I’ve seen a few ways that you can make a javascript file include other javascript files, but they all seem pretty hacky – mostly they involve tacking the javascript file onto the end of the current document and then loading it in some way.
Why doesn’t javascript just include a simple “load this file and execute the script in it” include directive? It’s not like this is a new concept. I know that everyone is excited about doing everything in HTML5 with javascript etc, but isn’t it going to be hard if you have to hack around omission of basic functionality like this?
I can’t see how it would be a security concern, since a web page can include as many javascript files as it likes, and they all get executed anyway.
The main problems with the current inclusion system (ie, add additional script tags) involve latency.

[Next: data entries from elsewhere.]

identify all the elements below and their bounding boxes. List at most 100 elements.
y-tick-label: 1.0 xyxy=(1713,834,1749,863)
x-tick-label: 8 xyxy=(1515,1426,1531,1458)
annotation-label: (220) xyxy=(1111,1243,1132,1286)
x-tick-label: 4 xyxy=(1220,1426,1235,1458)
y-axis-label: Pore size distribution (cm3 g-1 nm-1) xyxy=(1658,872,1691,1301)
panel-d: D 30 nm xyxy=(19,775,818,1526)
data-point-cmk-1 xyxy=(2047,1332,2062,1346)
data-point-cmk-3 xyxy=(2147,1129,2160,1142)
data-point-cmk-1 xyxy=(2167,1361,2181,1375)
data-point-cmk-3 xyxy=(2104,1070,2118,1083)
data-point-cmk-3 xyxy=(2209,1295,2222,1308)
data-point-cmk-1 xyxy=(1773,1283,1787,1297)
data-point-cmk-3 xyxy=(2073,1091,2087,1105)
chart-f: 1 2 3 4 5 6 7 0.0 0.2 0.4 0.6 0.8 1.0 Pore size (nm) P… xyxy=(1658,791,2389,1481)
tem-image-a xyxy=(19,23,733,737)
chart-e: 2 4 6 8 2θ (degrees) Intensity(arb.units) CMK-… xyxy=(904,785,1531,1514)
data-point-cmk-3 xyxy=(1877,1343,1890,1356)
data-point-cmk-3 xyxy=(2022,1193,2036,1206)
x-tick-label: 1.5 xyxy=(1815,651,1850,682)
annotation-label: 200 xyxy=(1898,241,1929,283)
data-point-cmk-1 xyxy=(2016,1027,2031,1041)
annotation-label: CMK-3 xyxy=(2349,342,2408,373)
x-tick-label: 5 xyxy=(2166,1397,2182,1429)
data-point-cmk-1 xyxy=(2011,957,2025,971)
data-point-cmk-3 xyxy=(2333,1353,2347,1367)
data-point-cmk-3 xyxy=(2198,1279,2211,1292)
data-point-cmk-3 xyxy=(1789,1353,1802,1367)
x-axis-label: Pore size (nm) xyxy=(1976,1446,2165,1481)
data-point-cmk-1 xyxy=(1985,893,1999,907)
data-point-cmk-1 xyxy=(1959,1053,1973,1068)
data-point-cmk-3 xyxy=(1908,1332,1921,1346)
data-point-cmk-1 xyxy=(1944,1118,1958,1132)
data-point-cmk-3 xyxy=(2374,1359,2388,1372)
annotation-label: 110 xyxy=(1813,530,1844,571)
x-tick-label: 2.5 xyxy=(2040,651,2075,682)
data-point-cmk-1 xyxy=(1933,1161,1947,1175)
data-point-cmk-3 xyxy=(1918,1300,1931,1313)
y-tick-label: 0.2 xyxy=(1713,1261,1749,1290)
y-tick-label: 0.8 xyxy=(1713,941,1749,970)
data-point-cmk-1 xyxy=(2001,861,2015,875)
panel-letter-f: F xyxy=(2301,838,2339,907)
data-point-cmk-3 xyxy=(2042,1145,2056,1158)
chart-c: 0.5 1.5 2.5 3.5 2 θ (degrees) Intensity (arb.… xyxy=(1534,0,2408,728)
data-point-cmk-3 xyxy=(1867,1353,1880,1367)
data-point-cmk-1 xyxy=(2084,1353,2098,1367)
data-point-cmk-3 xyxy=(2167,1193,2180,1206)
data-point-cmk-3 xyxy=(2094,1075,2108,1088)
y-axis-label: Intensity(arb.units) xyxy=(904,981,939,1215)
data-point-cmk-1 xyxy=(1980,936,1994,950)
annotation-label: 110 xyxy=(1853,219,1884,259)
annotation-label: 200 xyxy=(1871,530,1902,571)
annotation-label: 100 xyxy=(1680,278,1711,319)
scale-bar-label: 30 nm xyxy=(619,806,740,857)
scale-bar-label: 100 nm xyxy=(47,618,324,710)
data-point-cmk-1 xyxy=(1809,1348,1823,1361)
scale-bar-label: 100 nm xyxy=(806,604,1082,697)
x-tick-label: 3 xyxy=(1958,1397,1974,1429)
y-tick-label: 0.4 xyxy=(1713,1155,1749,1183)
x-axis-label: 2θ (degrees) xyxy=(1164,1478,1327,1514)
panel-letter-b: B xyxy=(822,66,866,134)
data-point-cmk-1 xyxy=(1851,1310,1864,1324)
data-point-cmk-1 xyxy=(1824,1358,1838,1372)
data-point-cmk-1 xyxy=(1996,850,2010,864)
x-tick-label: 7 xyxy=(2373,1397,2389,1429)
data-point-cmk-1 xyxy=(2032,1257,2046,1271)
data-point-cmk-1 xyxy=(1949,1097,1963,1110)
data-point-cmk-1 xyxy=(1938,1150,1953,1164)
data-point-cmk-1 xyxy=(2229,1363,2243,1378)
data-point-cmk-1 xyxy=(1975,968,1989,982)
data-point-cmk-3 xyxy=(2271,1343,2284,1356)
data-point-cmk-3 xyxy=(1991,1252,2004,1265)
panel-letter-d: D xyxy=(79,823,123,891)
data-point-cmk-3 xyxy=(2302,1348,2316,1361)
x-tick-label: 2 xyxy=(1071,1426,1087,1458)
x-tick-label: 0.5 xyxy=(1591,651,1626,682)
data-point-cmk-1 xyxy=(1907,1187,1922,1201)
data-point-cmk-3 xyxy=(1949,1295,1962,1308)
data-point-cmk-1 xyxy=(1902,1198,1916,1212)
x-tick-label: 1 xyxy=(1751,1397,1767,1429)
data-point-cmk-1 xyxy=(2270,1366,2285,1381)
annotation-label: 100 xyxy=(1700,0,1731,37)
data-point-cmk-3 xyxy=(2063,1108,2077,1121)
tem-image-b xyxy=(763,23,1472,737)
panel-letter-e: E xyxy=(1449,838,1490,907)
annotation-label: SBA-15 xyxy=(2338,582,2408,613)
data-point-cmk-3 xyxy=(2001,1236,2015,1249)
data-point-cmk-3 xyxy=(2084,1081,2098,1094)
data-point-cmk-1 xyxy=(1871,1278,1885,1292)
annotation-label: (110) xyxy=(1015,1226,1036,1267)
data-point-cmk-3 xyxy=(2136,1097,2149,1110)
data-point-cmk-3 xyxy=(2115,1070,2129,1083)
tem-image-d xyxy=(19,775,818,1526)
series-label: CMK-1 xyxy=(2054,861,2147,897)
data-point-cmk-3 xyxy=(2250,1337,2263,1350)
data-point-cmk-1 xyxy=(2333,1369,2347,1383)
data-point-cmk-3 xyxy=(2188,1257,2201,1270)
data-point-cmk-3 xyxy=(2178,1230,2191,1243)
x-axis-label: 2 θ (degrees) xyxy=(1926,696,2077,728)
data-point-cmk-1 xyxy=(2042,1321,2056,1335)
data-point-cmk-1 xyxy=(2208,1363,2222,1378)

Since a script tag can insert code at the point of inclusion, as soon as a script tag is encountered, further parsing has to more-or-less stop until the JS downloads and is executed (although the browser can continue to fetch resources in parallel). If the JS decides to run an inclusion, you’ve just added more latency on top of this – now you can’t even fetch your scripts in parallel.
Basically, it’s trying to solve a problem that doesn’t exist (since JS can already tack on additional script tags to do an inclusion), while making the latency problem worse. There are javascript minifiers out there that can merge JS files; you should look into using those instead, as they will help improve latency issues as well.